Nací en mi querida Barcelona y viví allí mi primera década. Una infancia bonita, feliz, arropada por padres y abuelos maternos y con un hermano menor. Una niña tranquila, obediente y aplicada. Su juego preferido con seis, siete años era ser la maestra de unos alumnos imaginarios y pintar todo un encerado para ellos cada día al volver del colegio.

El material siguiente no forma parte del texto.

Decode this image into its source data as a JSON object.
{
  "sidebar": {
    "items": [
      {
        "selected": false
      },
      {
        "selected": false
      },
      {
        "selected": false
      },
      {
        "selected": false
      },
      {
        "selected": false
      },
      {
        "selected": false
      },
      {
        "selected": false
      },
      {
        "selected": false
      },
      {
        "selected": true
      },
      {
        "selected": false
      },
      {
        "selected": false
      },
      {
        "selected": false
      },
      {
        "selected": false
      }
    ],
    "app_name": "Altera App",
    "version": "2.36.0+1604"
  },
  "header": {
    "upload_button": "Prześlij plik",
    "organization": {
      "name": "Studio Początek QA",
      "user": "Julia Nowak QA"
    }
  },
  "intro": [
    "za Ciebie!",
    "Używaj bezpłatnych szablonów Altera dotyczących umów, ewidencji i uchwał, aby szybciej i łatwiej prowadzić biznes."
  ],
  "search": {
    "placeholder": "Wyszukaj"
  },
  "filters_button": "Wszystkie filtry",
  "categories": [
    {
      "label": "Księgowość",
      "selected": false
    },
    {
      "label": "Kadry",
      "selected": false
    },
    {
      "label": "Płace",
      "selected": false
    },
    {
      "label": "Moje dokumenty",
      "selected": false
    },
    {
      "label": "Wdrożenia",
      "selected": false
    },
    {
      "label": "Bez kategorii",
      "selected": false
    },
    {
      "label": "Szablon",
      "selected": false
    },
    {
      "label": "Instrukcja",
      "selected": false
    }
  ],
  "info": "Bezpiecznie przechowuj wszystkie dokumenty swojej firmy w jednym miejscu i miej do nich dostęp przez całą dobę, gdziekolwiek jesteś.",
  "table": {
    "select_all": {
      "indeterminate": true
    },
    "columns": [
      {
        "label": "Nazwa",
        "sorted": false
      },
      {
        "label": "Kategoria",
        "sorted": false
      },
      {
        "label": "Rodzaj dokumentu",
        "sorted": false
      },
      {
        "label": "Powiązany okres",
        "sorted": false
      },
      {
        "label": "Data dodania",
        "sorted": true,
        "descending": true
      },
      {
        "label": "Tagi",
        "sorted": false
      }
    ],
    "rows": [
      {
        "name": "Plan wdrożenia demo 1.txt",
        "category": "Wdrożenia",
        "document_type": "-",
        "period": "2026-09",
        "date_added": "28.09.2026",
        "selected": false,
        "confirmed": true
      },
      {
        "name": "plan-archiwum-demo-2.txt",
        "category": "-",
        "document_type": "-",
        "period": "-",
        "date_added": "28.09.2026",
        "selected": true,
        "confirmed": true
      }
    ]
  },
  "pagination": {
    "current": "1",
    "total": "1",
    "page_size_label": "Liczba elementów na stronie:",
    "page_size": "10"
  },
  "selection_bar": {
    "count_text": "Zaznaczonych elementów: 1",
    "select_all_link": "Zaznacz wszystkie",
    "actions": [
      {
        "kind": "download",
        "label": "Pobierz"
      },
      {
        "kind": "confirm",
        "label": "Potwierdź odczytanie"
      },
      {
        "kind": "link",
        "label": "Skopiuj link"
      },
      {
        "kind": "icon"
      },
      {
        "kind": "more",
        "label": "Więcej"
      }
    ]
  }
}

Pues cierto. Definirse por funciones, actividades, formaciones, profesiones, gustos, nacionalidades, gentilicios, parentescos o formas de relación (hija, hermana, amiga, novia, compañera…), cualidades, características (inquieta, tenaz, perseverante, curiosa, amable, intensa) o emociones (alegre, triste, tierna, ruda, rabiosa) definen realmente quién soy.
Solemos definirnos así.
Pero llegó un día en el que de repente ya no me identificaba con esas definiciones. Estas respuestas ya no me servían, no decían nada de quién soy. Sí, así sin más. Un día, solo cuando me paré (me refiero a pararme física, mental y emocionalmente) empecé a preguntármelo: ¿Quién soy? Si elimino mis funciones actuales, cambio profesiones, si mis cualidades físicas cambian, si yo cambio todo el tiempo… ¿Quién soy? Si me siento diferente en la mañana, en la tarde y en la noche, el lunes que el viernes o el domingo, en febrero, en mayo o en diciembre, en el norte o en el sur, cerca del mar o de la montaña… Si todo esto es cambiante en mí, esas respuestas ya no definen quién soy.